Influenza is a leading cause of human morbidity and mortality worldwide. In the United States, influenza is responsible for more than 30,000 deaths and 250,000 hospitalizations annually. The molecular mechanisms involved in the interaction of virus-infected resident lung cells and transmigrating antigen-presenting cell (APC) precursors that are recruited in response to viral infection have not been defined fully. Studies have shown that the highly pathogenic influenza strains lead to cytokine dysregulation and a massive infiltration of APC precursors into the lungs. The more pathogenic strains of the virus may alter cytokine/chemokine production of the alveolar epithelial cells and alveolar macrophages leading to increased migration and differentiation of activated APCs that drive an excessive inflammatory response.

Project Leader: Shanjana Awasthi, Ph.D. OUHSC

Project Summary: 

Lung infections are a major cause of morbidity and mortality worldwide. Serious lung infections lead to respiratory distress syndrome for which there is no specific treatment available. In the wake of rise in lung infections caused by multi-drug resistant pathogens and unavailability of a “wonder-drug” to control associated inflammation, it is important to develop novel therapies.

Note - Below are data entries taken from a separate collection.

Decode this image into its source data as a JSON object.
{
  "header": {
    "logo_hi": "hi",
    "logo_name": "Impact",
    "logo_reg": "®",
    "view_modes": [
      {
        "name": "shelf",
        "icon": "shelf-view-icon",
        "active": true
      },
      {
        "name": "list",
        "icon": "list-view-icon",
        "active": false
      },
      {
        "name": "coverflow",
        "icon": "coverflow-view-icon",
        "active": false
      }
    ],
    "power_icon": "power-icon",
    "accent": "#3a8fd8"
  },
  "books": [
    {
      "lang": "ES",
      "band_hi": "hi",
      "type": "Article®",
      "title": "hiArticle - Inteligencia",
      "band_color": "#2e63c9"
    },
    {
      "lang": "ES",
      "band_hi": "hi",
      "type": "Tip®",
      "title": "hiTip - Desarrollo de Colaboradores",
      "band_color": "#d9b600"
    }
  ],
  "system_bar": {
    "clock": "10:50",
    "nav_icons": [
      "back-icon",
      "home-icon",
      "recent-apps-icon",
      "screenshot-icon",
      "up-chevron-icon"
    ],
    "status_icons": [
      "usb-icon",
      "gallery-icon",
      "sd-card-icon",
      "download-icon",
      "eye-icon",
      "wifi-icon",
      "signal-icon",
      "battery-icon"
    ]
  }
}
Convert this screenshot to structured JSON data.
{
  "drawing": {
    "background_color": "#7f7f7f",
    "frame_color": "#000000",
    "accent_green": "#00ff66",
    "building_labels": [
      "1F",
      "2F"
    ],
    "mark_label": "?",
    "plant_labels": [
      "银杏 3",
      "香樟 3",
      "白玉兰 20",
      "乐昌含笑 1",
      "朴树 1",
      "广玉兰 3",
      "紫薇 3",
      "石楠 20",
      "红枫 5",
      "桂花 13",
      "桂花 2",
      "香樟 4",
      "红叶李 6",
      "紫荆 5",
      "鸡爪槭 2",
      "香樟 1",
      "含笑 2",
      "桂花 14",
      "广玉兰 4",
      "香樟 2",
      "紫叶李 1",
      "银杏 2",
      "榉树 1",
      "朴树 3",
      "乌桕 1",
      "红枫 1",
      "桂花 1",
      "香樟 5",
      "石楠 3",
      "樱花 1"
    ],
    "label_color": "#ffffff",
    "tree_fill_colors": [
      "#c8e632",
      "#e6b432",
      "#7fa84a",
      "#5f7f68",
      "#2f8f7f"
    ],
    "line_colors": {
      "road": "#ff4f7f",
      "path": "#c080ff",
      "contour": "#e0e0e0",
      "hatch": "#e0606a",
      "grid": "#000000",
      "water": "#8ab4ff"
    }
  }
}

An ideal therapeutic would be the one that can suppress the inflammatory response but preserve the anti-pathogen host defense and lung homeostasis.

Project Leader: Telugu A Narasaraju, Ph.D, CVHS, OSU

Project Summary: 

Unprecedented and frequent outbreaks by influenza viruses with rapid world-wide spread portend considerable global threats and are a major public health concern. Complications of acute respiratory distress syndrome (ARDS), a severe form of acute lung injury, remain major causes of death in influenza pneumonia. Due to high mutation rates introduced by the viral RNA polymerase and consequent resistance to antiviral drugs, controlling influenza-induced morbidity and mortality is a major challenge. Although type-specific immunization is effective, treatment of non-immunized infected patients with current antiviral agents is relatively ineffective. Because the pathology of the disease is largely mediated by the host response to infection, a therapeutic approach targeting both the virus and the host response is desirable.